There’s More Than One Way to Hustle
“You really aren’t comfortable with moral ambiguity, are you?”
This was the question my husband asked me shortly after we emerged, one evening last week, from seeing American Hustle. For some reason he thought I hadn’t liked the whole movie, when what I think I said was that I didn’t particularly warm up to any of the main characters, except for maybe Carmine Polito, who is open to taking money from an unknown Arab sheikh for the casinos because all he wants, really, is to help his people improve their standard of living and keep his pompadour intact.
While not seeing myself as moralistic or, perish the thought, preachy in a kind of tedious way, I guess I generally do feel I know my way around good and bad as well as the next person, so the question – coming from a bishop, no less– kind of brought me up short.
What he meant to get at, of course, was that every one of us, whether or not we’re in a hit movie, lives just as much in corruption as we do in glory. We’re not taking bribes left at right exactly; it’s more like we can’t escape being tainted by some form of decay, physical or moral. We all begin in dust, and to dust we shall return; but at the same time we are infinitely loved by God, and grace rains down on us perpetually.
Honestly I feel like I’ve spent a good deal of my married life trying to get the hang of this.

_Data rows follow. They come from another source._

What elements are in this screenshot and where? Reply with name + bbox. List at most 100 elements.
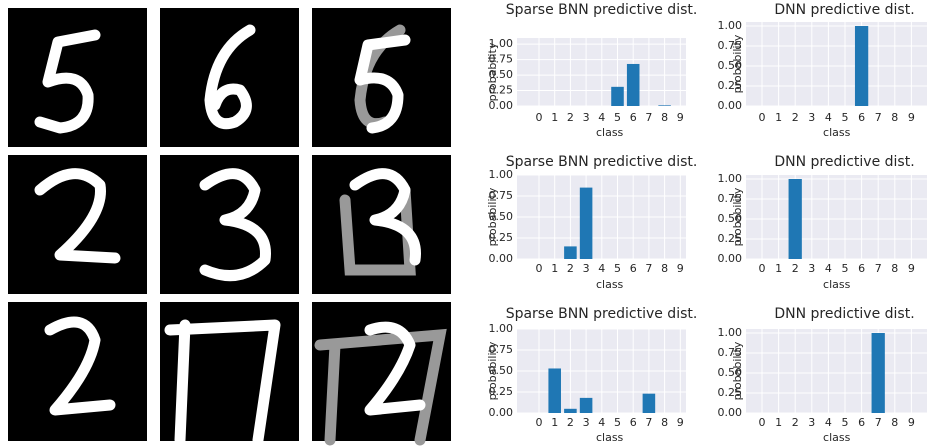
- x-tick-label: 8: [661, 262, 668, 275]
- bar: [872, 333, 885, 413]
- x-tick-label: 3: [583, 262, 590, 275]
- y-axis-label: probability: [731, 34, 744, 93]
- x-tick-label: 5: [614, 111, 621, 124]
- x-tick-label: 1: [551, 416, 558, 429]
- bar: [789, 179, 802, 259]
- x-tick-label: 9: [908, 262, 915, 275]
- x-axis-label: class: [823, 431, 851, 444]
- y-axis-label: probability: [731, 187, 744, 246]
- plot-area: [746, 22, 927, 106]
- bar: [564, 246, 577, 259]
- x-tick-label: 3: [808, 262, 815, 275]
- x-tick-label: 0: [759, 416, 766, 429]
- y-tick-label: 0.00: [489, 252, 514, 265]
- x-tick-label: 6: [858, 262, 865, 275]
- x-tick-label: 4: [825, 262, 832, 275]
- x-tick-label: 5: [614, 416, 621, 429]
- x-tick-label: 8: [661, 111, 668, 124]
- bar: [564, 409, 577, 413]
- y-axis-label: probability: [486, 42, 499, 101]
- x-tick-label: 1: [775, 262, 782, 275]
- y-tick-label: 0.00: [718, 406, 743, 419]
- x-tick-label: 9: [908, 111, 915, 124]
- x-tick-label: 0: [759, 262, 766, 275]
- x-tick-label: 7: [875, 416, 882, 429]
- x-tick-label: 9: [677, 262, 684, 275]
- x-tick-label: 2: [567, 262, 574, 275]
- bar: [658, 105, 671, 106]
- figure: 0.000.250.500.751.000123456789Sparse BNN…: [0, 0, 927, 448]
- x-tick-label: 6: [858, 111, 865, 124]
- x-tick-label: 5: [842, 111, 849, 124]
- x-tick-label: 0: [536, 416, 543, 429]
- chart-title: DNN predictive dist.: [774, 306, 914, 322]
- y-axis-label: probability: [486, 187, 499, 246]
- x-tick-label: 4: [825, 111, 832, 124]
- x-tick-label: 5: [842, 262, 849, 275]
- x-tick-label: 2: [792, 416, 799, 429]
- x-tick-label: 9: [677, 416, 684, 429]
- y-tick-label: 0.00: [718, 99, 743, 112]
- y-axis-label: probability: [486, 341, 499, 400]
- x-tick-label: 1: [775, 111, 782, 124]
- x-tick-label: 0: [536, 262, 543, 275]
- x-tick-label: 6: [630, 111, 637, 124]
- bar: [580, 188, 593, 259]
- x-tick-label: 6: [630, 416, 637, 429]
- x-axis-label: class: [596, 126, 624, 139]
- bar: [611, 87, 624, 106]
- bar: [548, 368, 561, 413]
- x-tick-label: 4: [598, 416, 605, 429]
- y-tick-label: 0.00: [489, 406, 514, 419]
- x-tick-label: 9: [677, 111, 684, 124]
- x-tick-label: 2: [792, 111, 799, 124]
- x-tick-label: 0: [759, 111, 766, 124]
- x-tick-label: 7: [645, 111, 652, 124]
- x-tick-label: 6: [630, 262, 637, 275]
- x-tick-label: 4: [598, 262, 605, 275]
- x-tick-label: 8: [661, 416, 668, 429]
- x-tick-label: 2: [792, 262, 799, 275]
- x-tick-label: 1: [551, 111, 558, 124]
- x-tick-label: 7: [875, 111, 882, 124]
- x-tick-label: 0: [536, 111, 543, 124]
- x-tick-label: 1: [551, 262, 558, 275]
- chart-title: DNN predictive dist.: [774, 2, 914, 18]
- x-tick-label: 7: [645, 262, 652, 275]
- chart-title: Sparse BNN predictive dist.: [506, 2, 698, 18]
- y-tick-label: 1.00: [718, 326, 743, 339]
- x-tick-label: 4: [825, 416, 832, 429]
- x-axis-label: class: [823, 126, 851, 139]
- x-tick-label: 4: [598, 111, 605, 124]
- plot-area: [746, 175, 927, 259]
- x-tick-label: 3: [808, 111, 815, 124]
- y-tick-label: 0.00: [718, 252, 743, 265]
- y-tick-label: 1.00: [489, 322, 514, 335]
- x-tick-label: 3: [808, 416, 815, 429]
- chart-title: Sparse BNN predictive dist.: [506, 306, 698, 322]
- x-axis-label: class: [596, 431, 624, 444]
- x-tick-label: 7: [645, 416, 652, 429]
- x-tick-label: 5: [614, 262, 621, 275]
- x-tick-label: 6: [858, 416, 865, 429]
- bar: [643, 394, 656, 413]
- y-axis-label: probability: [731, 341, 744, 400]
- plot-area: [746, 329, 927, 413]
- x-tick-label: 2: [567, 111, 574, 124]
- bar: [855, 26, 868, 106]
- x-tick-label: 7: [875, 262, 882, 275]
- x-tick-label: 9: [908, 416, 915, 429]
- digit-images: [8, 8, 451, 441]
- chart-title: DNN predictive dist.: [774, 154, 914, 170]
- x-tick-label: 8: [891, 262, 898, 275]
- y-tick-label: 1.00: [718, 19, 743, 32]
- x-tick-label: 5: [842, 416, 849, 429]
- x-tick-label: 8: [891, 416, 898, 429]
- chart-title: Sparse BNN predictive dist.: [506, 154, 698, 170]
- x-axis-label: class: [596, 278, 624, 291]
- x-tick-label: 3: [583, 111, 590, 124]
- x-tick-label: 3: [583, 416, 590, 429]
- bar: [580, 398, 593, 413]
- bar: [627, 64, 640, 106]
- x-tick-label: 2: [567, 416, 574, 429]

While I’m still not exactly sure who can be comfortable with moral ambiguity, I definitely do appreciate that there’s plenty of grey area in between the white and the black with, let’s just say to change things up a bit, the white being “out of bounds – don’t do it or you’ll pay the price” and the black being “you’re on the moral high ground; set an example to others while you’re at it.” And yes, that movie did dare you to figure out whose side you were on; Richie DiMaso, the FBI guy played by Bradley Cooper, was supposed to be doing good, but his driving ambition not to mention his gullibility along with his falling helplessly for the Amy Adams character got the better of him and made him seem like a pretty big jerk.
The thing is, the very title of the movie is ambiguous. Sure, “to hustle” means to engage in small-time crime; but, as those of us who have been on the sidelines of many games know, it can also mean to move on down the field or ice or court with just the kind of energy, desire and gusto the sport demands. How many thousands of times have we heard, “Come on guys, hustle back on defense!” or “Suzie may not be the most skilled player on the team, but she really makes up for it in sheer hustle.” Out of the realm of sports and just in regular life, too, it’s about moving quickly in a good way, making it possible to get a lot of errands done in a short time, to meet a deadline, to achieve your goals. So completely American!
On the other hand, there is of course the magazine on the top row of many newsstands called The Hustler. I’m not positive, but I think that the sedentary women depicted on the cover would not exactly be described as striving for anything, except perhaps to subject themselves to the baser instincts of certain men.
It’s funny how, no matter how hard we may try to stick to some kind of moral code, things keep popping up that are a little slippery, like the ice on the driveway this winter. In what situations, for instance, is it OK to let your “knowing someone” give you some kind of advantage? If a person goes to serve at a local homeless shelter or to build a school in another country mostly to be able to take credit for the activity, does that negate the good deed itself? How often does our own drive to survive, or to advance, allow us to disregard – ever so slightly perhaps – either the truth or the real needs of others?
Around this house, anyway, I’m not planning on making a big deal of my knowing right from wrong all the time, mostly because I do plenty of stumbling in the fog. But the thought of waking up with moral ambiguity as my companion every single day leaves me feeling a little seasick. If my husband can handle it, fine for him.
I haven’t seen the movie “American Hustler” and I don’t know that I will but I do think about such ideas as moral ambiguity. The church has taught that there is a moral right and wrong, but I believe that most of us live in that gray area of moral ambiguity where it is not easy to determine what is right and what is wrong. The easy example is the friend who at a party asks if she looks okay. Saying yes would be a lie since she has a hole in the hem of her dress, but since the friend can do nothing about the hole in a social setting, and it would only serve to make her uncomfortable, then a good friend lies and says she looks fine. The choice being compassion over truth. The traditional college example is the lifeboat with ten men aboard, which is barely afloat when a cry is heard from the sea, another man needing to be saved. But the boat will surely sink with the weight of just one more man so the dilemma is what to do, take him aboard so all drown or let the single man drown to save the ten? Then further, if he is so exhausted he can only cry from the water, to do nothing is to make that decision without an act, but what if he tries to cling to the side of the boat and that behavior threatens to capsize the boat, does one man strike the man in the sea with an oar to force him to release the gunwale? It is all very difficult and there have been many thought-provoking discussions generated by such. The bottom line is that while we may never encounter a situation like the men adrift at sea, we do encounter moral ambiguities nearly every day of our lives and most of us live with choices that are not clear cut. The choices we make are cut from the cloth of our life experiences, sometimes, in hindsight, we see that they were the wrong choices. We do the best we can, given who, at that moment in time, we are, and I do not think the good Lord would ask anything further from us.